0
0
KafkaConceptBeginner · 3 min read

What is batch.size in Kafka Producer and How It Works

batch.size in Kafka producer is the maximum size (in bytes) of a batch of records sent to a Kafka partition. It controls how many messages the producer will group together before sending them to the broker, improving throughput by reducing network calls.
⚙️

How It Works

Imagine you are mailing letters. Instead of sending each letter individually, you put several letters in one envelope to save time and postage. batch.size works similarly for Kafka producers. It sets the maximum size of a group (batch) of messages that the producer collects before sending them to the Kafka broker.

The producer waits until the batch reaches this size or a timeout occurs, then sends all messages together. This reduces the number of network trips and improves efficiency, especially when many small messages are produced.

💻

Example

This example shows how to set batch.size in a Kafka producer configuration using Java.

java
import org.apache.kafka.clients.producer.KafkaProducer;
import org.apache.kafka.clients.producer.ProducerConfig;
import org.apache.kafka.clients.producer.ProducerRecord;
import java.util.Properties;

public class KafkaBatchSizeExample {
    public static void main(String[] args) {
        Properties props = new Properties();
        props.put(ProducerConfig.BOOTSTRAP_SERVERS_CONFIG, "localhost:9092");
        props.put(ProducerConfig.KEY_SERIALIZER_CLASS_CONFIG, "org.apache.kafka.common.serialization.StringSerializer");
        props.put(ProducerConfig.VALUE_SERIALIZER_CLASS_CONFIG, "org.apache.kafka.common.serialization.StringSerializer");
        props.put(ProducerConfig.BATCH_SIZE_CONFIG, 16384); // 16 KB batch size

        KafkaProducer<String, String> producer = new KafkaProducer<>(props);

        for (int i = 0; i < 10; i++) {
            producer.send(new ProducerRecord<>("my-topic", "key" + i, "value" + i));
        }

        producer.close();
    }
}
Output
No direct output; messages are sent in batches up to 16 KB size to Kafka broker.
🎯

When to Use

Use batch.size to improve producer throughput when sending many small messages. Increasing the batch size lets the producer send more data in one network call, reducing overhead.

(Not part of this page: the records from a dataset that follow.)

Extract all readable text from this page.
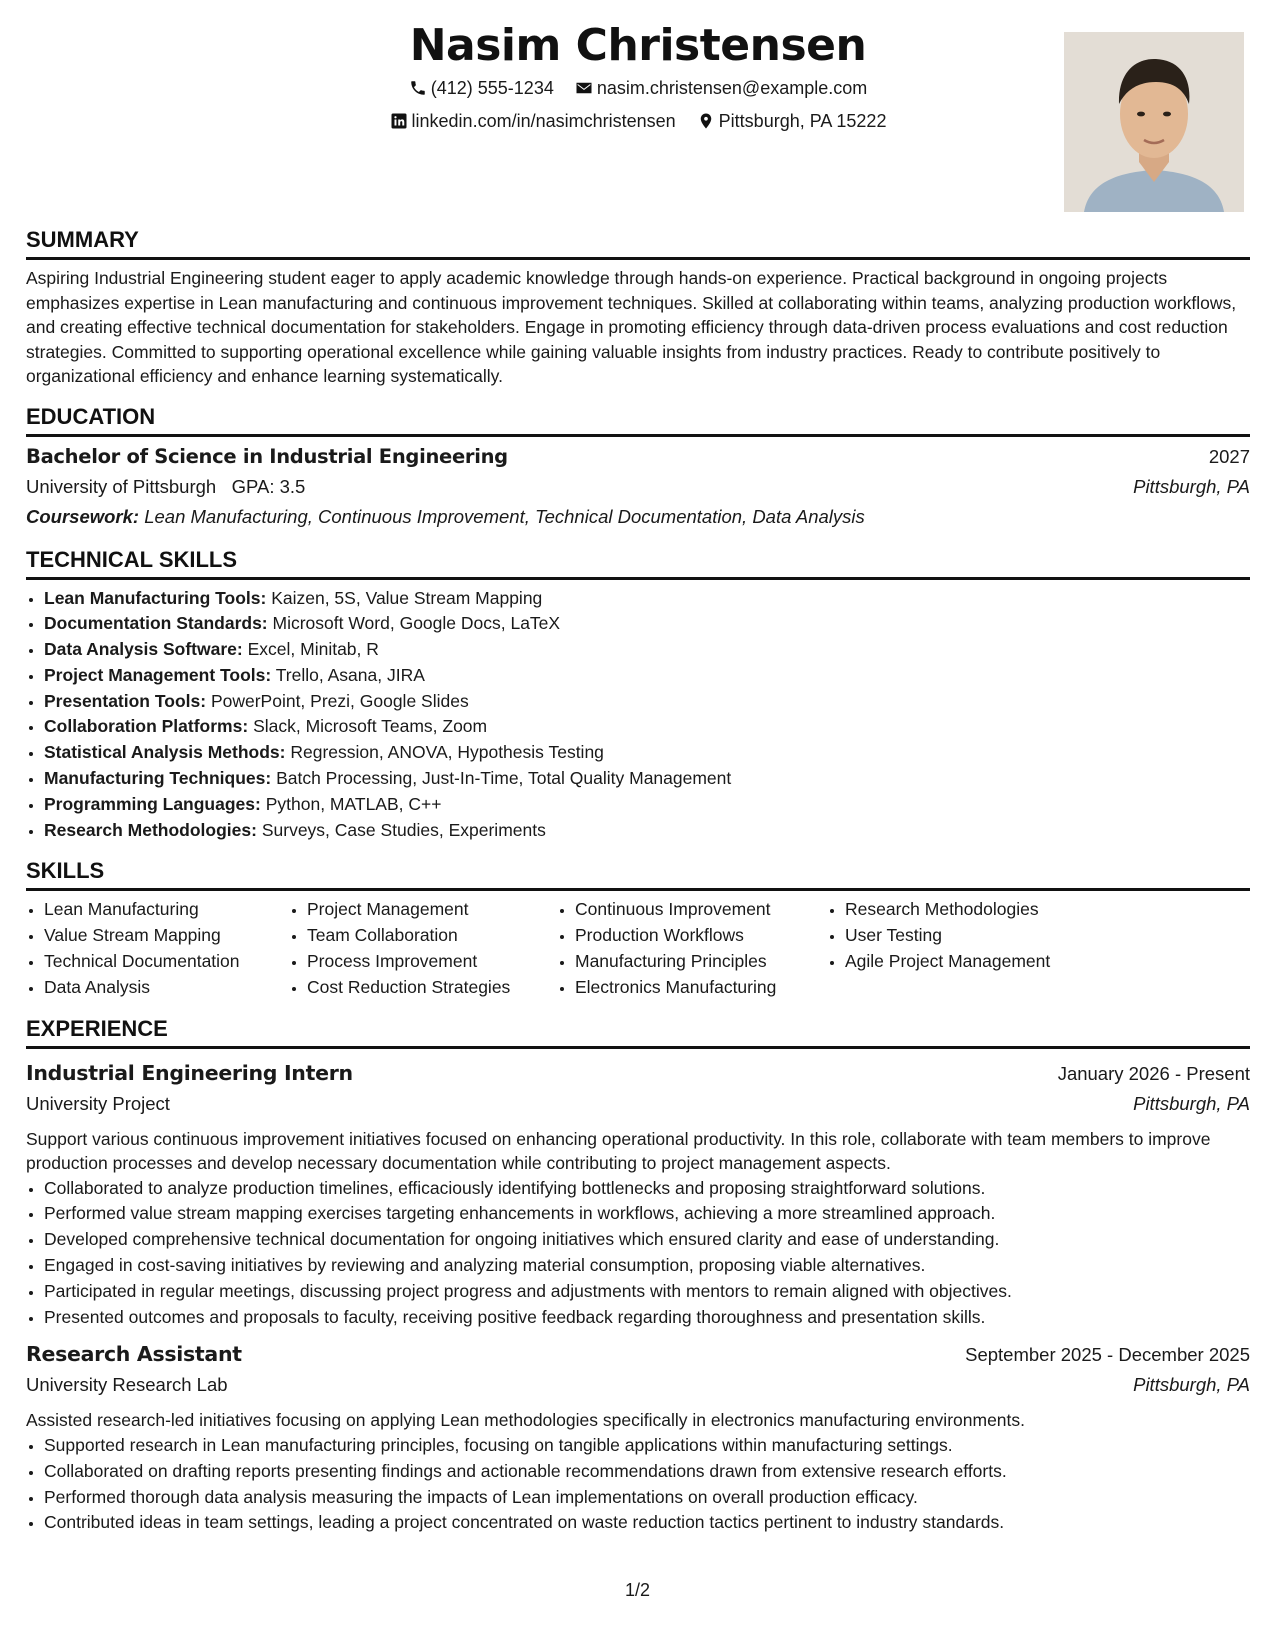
Nasim Christensen
(412) 555-1234
nasim.christensen@example.com
linkedin.com/in/nasimchristensen
Pittsburgh, PA 15222
SUMMARY

Aspiring Industrial Engineering student eager to apply academic knowledge through hands-on experience. Practical background in ongoing projects emphasizes expertise in Lean manufacturing and continuous improvement techniques. Skilled at collaborating within teams, analyzing production workflows, and creating effective technical documentation for stakeholders. Engage in promoting efficiency through data-driven process evaluations and cost reduction strategies. Committed to supporting operational excellence while gaining valuable insights from industry practices. Ready to contribute positively to organizational efficiency and enhance learning systematically.

EDUCATION
Bachelor of Science in Industrial Engineering	2027
University of Pittsburgh GPA: 3.5	Pittsburgh, PA
Coursework: Lean Manufacturing, Continuous Improvement, Technical Documentation, Data Analysis
TECHNICAL SKILLS
• Lean Manufacturing Tools: Kaizen, 5S, Value Stream Mapping
• Documentation Standards: Microsoft Word, Google Docs, LaTeX
• Data Analysis Software: Excel, Minitab, R
• Project Management Tools: Trello, Asana, JIRA
• Presentation Tools: PowerPoint, Prezi, Google Slides
• Collaboration Platforms: Slack, Microsoft Teams, Zoom
• Statistical Analysis Methods: Regression, ANOVA, Hypothesis Testing
• Manufacturing Techniques: Batch Processing, Just-In-Time, Total Quality Management
• Programming Languages: Python, MATLAB, C++
• Research Methodologies: Surveys, Case Studies, Experiments
SKILLS
• Lean Manufacturing
• Value Stream Mapping
• Technical Documentation
• Data Analysis
• Project Management
• Team Collaboration
• Process Improvement
• Cost Reduction Strategies
• Continuous Improvement
• Production Workflows
• Manufacturing Principles
• Electronics Manufacturing
• Research Methodologies
• User Testing
• Agile Project Management
EXPERIENCE
Industrial Engineering Intern	January 2026 - Present
University Project	Pittsburgh, PA

Support various continuous improvement initiatives focused on enhancing operational productivity. In this role, collaborate with team members to improve production processes and develop necessary documentation while contributing to project management aspects.

• Collaborated to analyze production timelines, efficaciously identifying bottlenecks and proposing straightforward solutions.
• Performed value stream mapping exercises targeting enhancements in workflows, achieving a more streamlined approach.
• Developed comprehensive technical documentation for ongoing initiatives which ensured clarity and ease of understanding.
• Engaged in cost-saving initiatives by reviewing and analyzing material consumption, proposing viable alternatives.
• Participated in regular meetings, discussing project progress and adjustments with mentors to remain aligned with objectives.
• Presented outcomes and proposals to faculty, receiving positive feedback regarding thoroughness and presentation skills.
Research Assistant	September 2025 - December 2025
University Research Lab	Pittsburgh, PA

Assisted research-led initiatives focusing on applying Lean methodologies specifically in electronics manufacturing environments.

• Supported research in Lean manufacturing principles, focusing on tangible applications within manufacturing settings.
• Collaborated on drafting reports presenting findings and actionable recommendations drawn from extensive research efforts.
• Performed thorough data analysis measuring the impacts of Lean implementations on overall production efficacy.
• Contributed ideas in team settings, leading a project concentrated on waste reduction tactics pertinent to industry standards.
1/2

However, setting it too large can increase latency because the producer waits longer to fill the batch. For low-latency needs, keep it smaller. For high throughput and less concern about delay, increase it.

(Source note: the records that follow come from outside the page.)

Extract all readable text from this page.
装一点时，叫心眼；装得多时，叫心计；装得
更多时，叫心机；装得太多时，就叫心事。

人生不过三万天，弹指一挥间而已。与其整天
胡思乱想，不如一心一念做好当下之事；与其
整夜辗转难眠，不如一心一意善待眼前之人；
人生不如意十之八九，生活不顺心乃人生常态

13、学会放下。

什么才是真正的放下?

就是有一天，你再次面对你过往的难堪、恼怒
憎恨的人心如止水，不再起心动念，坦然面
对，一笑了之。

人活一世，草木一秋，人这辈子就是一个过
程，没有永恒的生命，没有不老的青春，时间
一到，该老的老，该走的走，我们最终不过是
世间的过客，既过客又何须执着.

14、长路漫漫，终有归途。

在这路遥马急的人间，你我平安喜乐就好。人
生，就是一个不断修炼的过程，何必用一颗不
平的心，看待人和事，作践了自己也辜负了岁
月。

Typical use cases include log aggregation, metrics collection, or any scenario where many small messages are produced rapidly.

Key Points

  • batch.size is the max size in bytes for a batch of messages.
  • It helps reduce network calls by grouping messages.
  • Too large batch size can increase latency.
  • Adjust based on throughput vs latency needs.
  • Works together with linger.ms to control batching behavior.

Key Takeaways

batch.size controls the max bytes of messages sent together by the Kafka producer.
Larger batch sizes improve throughput by reducing network calls but may increase latency.
Set batch.size based on your application's speed and delay requirements.
It works with linger.ms to decide when batches are sent.
Typical values range from a few KB to tens of KB depending on message size and volume.